MU Board of governors news… President gives update on COVID-19


President gives update on COVID-19

HUNTINGTON, W.VA. — The Marshall University Board of Governors today moved a step closer to the takeoff of its new aviation maintenance program, a joint academic endeavor with Mountwest Community and Technical College. The program will be housed at Tri-State Airport.

The two-year degree program, which President Jerome A. Gilbert says is the first of its kind in West Virginia, means students will receive a diploma with both schools’ names.

“We are working with Tri-State Airport to put the final ink on the lease for this program, which we hope to begin in fall 2021,” Gilbert said. “We plan to have two hangars; one will undergo renovation, while the other is in pretty good shape.”

Gilbert also reported to the board on continuing talks with Yeager Airport about housing for students entering the fixed wing commercial pilot four-year degree program that will be housed at both Yeager and Marshall’s South Charleston campus.

In other action, the board approved an updated discrimination and sexual harassment policy based on framework from the U.S. Department of Education, as well as several other policies, including ones governing academic affairs related to teaching and tenure, and a fiscal policy for capital project management.

Members also signed off on an update to Marshall’s tuition and fees schedule for international students.

In his report to the board, Gilbert thanked its members for their support over the past six months, as the university worked to open during the pandemic. He also recognized the Cabell-Huntington Health Department and its medical director Dr. Michael Kilkenny, Marshall School of Nursing, and Marshall’s director of environmental health and safety Tracy Smith, for their dedication to COVID-19 preparations and testing.

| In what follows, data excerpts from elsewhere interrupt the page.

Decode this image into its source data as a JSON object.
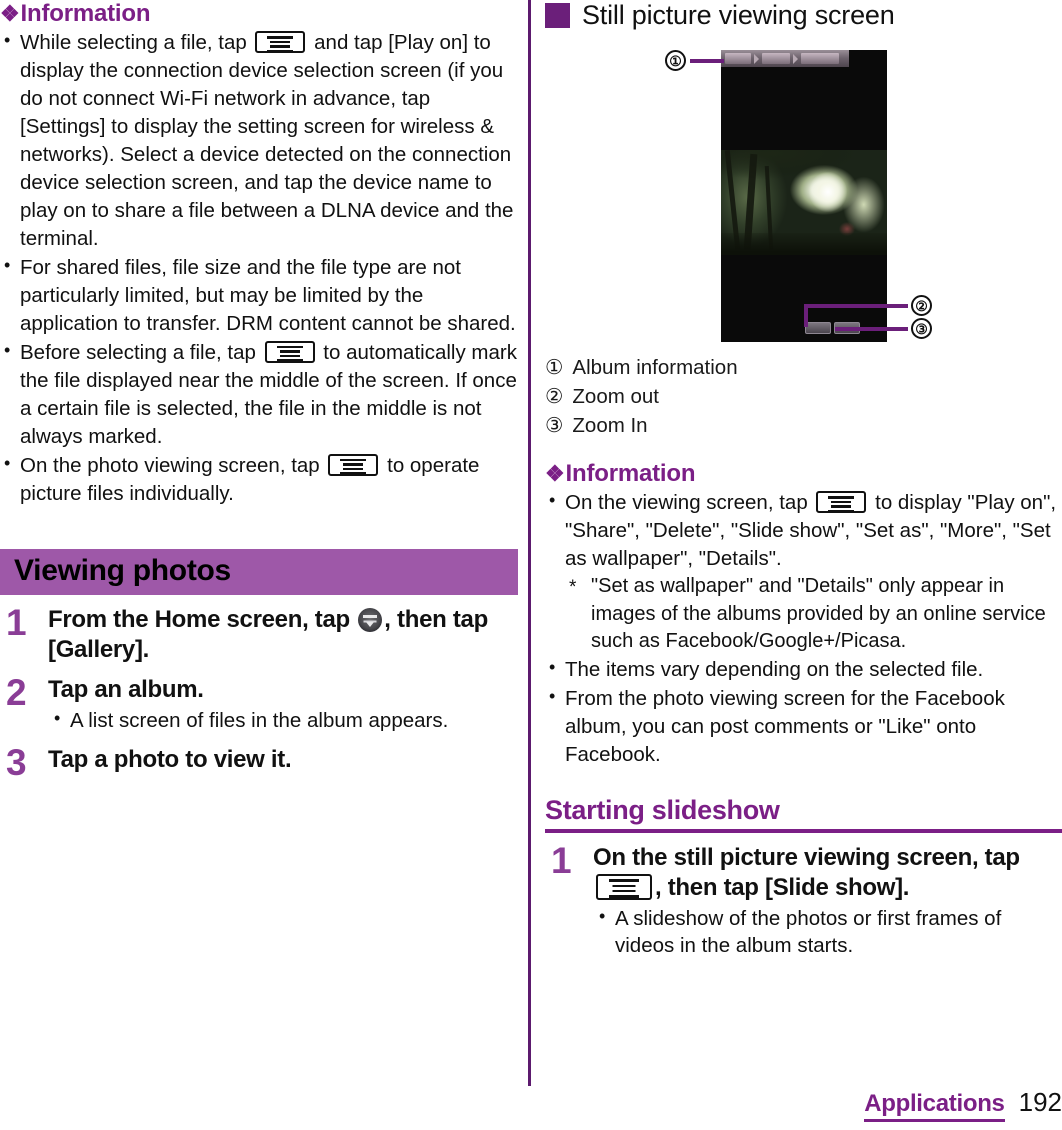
{
  "left_column": {
    "info_heading": {
      "diamond": "❖",
      "label": "Information"
    },
    "info_bullets": [
      {
        "parts": [
          {
            "type": "text",
            "value": "While selecting a file, tap "
          },
          {
            "type": "icon",
            "value": "menu-key-icon"
          },
          {
            "type": "text",
            "value": " and tap [Play on] to display the connection device selection screen (if you do not connect Wi-Fi network in advance, tap [Settings] to display the setting screen for wireless & networks). Select a device detected on the connection device selection screen, and tap the device name to play on to share a file between a DLNA device and the terminal."
          }
        ]
      },
      {
        "parts": [
          {
            "type": "text",
            "value": "For shared files, file size and the file type are not particularly limited, but may be limited by the application to transfer. DRM content cannot be shared."
          }
        ]
      },
      {
        "parts": [
          {
            "type": "text",
            "value": "Before selecting a file, tap "
          },
          {
            "type": "icon",
            "value": "menu-key-icon"
          },
          {
            "type": "text",
            "value": " to automatically mark the file displayed near the middle of the screen. If once a certain file is selected, the file in the middle is not always marked."
          }
        ]
      },
      {
        "parts": [
          {
            "type": "text",
            "value": "On the photo viewing screen, tap "
          },
          {
            "type": "icon",
            "value": "menu-key-icon"
          },
          {
            "type": "text",
            "value": " to operate picture files individually."
          }
        ]
      }
    ],
    "section_bar_title": "Viewing photos",
    "steps": [
      {
        "number": "1",
        "title_before": "From the Home screen, tap ",
        "title_icon": "app-drawer-icon",
        "title_after": ", then tap [Gallery].",
        "subs": []
      },
      {
        "number": "2",
        "title_before": "Tap an album.",
        "title_icon": "",
        "title_after": "",
        "subs": [
          "A list screen of files in the album appears."
        ]
      },
      {
        "number": "3",
        "title_before": "Tap a photo to view it.",
        "title_icon": "",
        "title_after": "",
        "subs": []
      }
    ]
  },
  "right_column": {
    "figure_heading": "Still picture viewing screen",
    "figure": {
      "callouts": [
        {
          "number": "①",
          "target": "album-information-bar"
        },
        {
          "number": "②",
          "target": "zoom-out-button"
        },
        {
          "number": "③",
          "target": "zoom-in-button"
        }
      ]
    },
    "legend": [
      {
        "number": "①",
        "label": "Album information"
      },
      {
        "number": "②",
        "label": "Zoom out"
      },
      {
        "number": "③",
        "label": "Zoom In"
      }
    ],
    "info_heading": {
      "diamond": "❖",
      "label": "Information"
    },
    "info_bullets": [
      {
        "parts": [
          {
            "type": "text",
            "value": "On the viewing screen, tap "
          },
          {
            "type": "icon",
            "value": "menu-key-icon"
          },
          {
            "type": "text",
            "value": " to display \"Play on\", \"Share\", \"Delete\", \"Slide show\", \"Set as\", \"More\", \"Set as wallpaper\", \"Details\"."
          }
        ],
        "note": "\"Set as wallpaper\" and \"Details\" only appear in images of the albums provided by an online service such as Facebook/Google+/Picasa."
      },
      {
        "parts": [
          {
            "type": "text",
            "value": "The items vary depending on the selected file."
          }
        ]
      },
      {
        "parts": [
          {
            "type": "text",
            "value": "From the photo viewing screen for the Facebook album, you can post comments or \"Like\" onto Facebook."
          }
        ]
      }
    ],
    "section_heading": "Starting slideshow",
    "steps": [
      {
        "number": "1",
        "title_before": "On the still picture viewing screen, tap ",
        "title_icon": "menu-key-icon",
        "title_after": ", then tap [Slide show].",
        "subs": [
          "A slideshow of the photos or first frames of videos in the album starts."
        ]
      }
    ]
  },
  "footer": {
    "section": "Applications",
    "page": "192"
  },
  "colors": {
    "heading_purple": "#7b1f86",
    "bar_purple": "#9e58a8",
    "divider_purple": "#5c1a6e",
    "step_number_purple": "#8a3d96",
    "square_mark": "#6b1f7a"
  }
}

Gilbert reiterated the university’s commitment to testing all employees and students who are on campus for any reason, as well as the ongoing testing of athletes. Continued testing of sample groups of students, called sentinel testing, is in place for the fall semester. The most current COVID-19 numbers are available on the university’s coronavirus website.

Board members reviewed preliminary enrollment and revenue numbers for the fall term, noting that while it looks like overall enrollment will be down only slightly for fall, the counts so far include fewer out-of-state and international students, so revenue is down more than projected.

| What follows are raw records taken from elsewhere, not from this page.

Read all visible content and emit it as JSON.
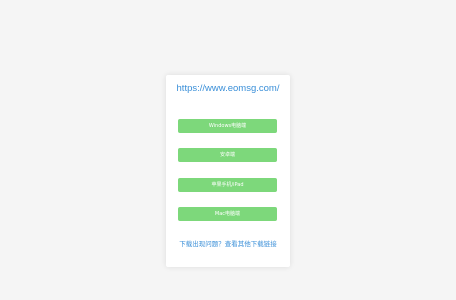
{
  "page": {
    "background_color": "#f5f5f5"
  },
  "card": {
    "site_url": "https://www.eomsg.com/",
    "buttons": [
      {
        "label": "Windows电脑端"
      },
      {
        "label": "安卓端"
      },
      {
        "label": "苹果手机/iPad"
      },
      {
        "label": "Mac电脑端"
      }
    ],
    "help_link": "下载出现问题？查看其他下载链接"
  },
  "colors": {
    "accent_link": "#3a8fd8",
    "button_green": "#7dd87b",
    "card_bg": "#ffffff"
  }
}
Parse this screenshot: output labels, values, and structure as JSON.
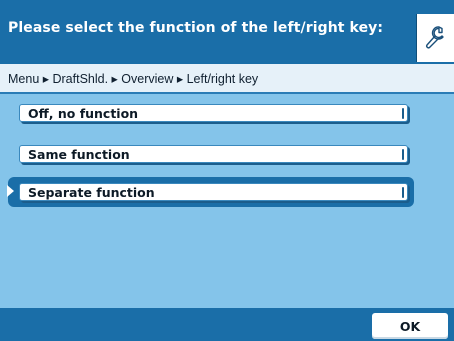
{
  "header": {
    "title": "Please select the function of the left/right key:",
    "tool_icon": "wrench-icon"
  },
  "breadcrumb": {
    "text": "Menu ▸ DraftShld. ▸ Overview ▸ Left/right key"
  },
  "options": [
    {
      "label": "Off, no function",
      "selected": false
    },
    {
      "label": "Same function",
      "selected": false
    },
    {
      "label": "Separate function",
      "selected": true
    }
  ],
  "footer": {
    "ok_label": "OK"
  },
  "colors": {
    "header_bg": "#1a6ea8",
    "screen_bg": "#84c4ea",
    "breadcrumb_bg": "#e6f1f9",
    "button_bg": "#ffffff"
  }
}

Mark Robinson, chief financial officer and senior vice president for finance, told the board that a previously approved temporary salary reduction for employees making between $50,000 and $99,999 would most likely be enacted next month. University officials expect to make a final decision on that action in the coming days, after they tally final fall enrollment numbers.

University employees making more than $100,000 have already experienced pay reductions. Both initiatives were part of the “placeholder” budget the board approved at its last meeting. The president said today no employee would see more than a total 15% pay cut.

Information submitted by Marshall University.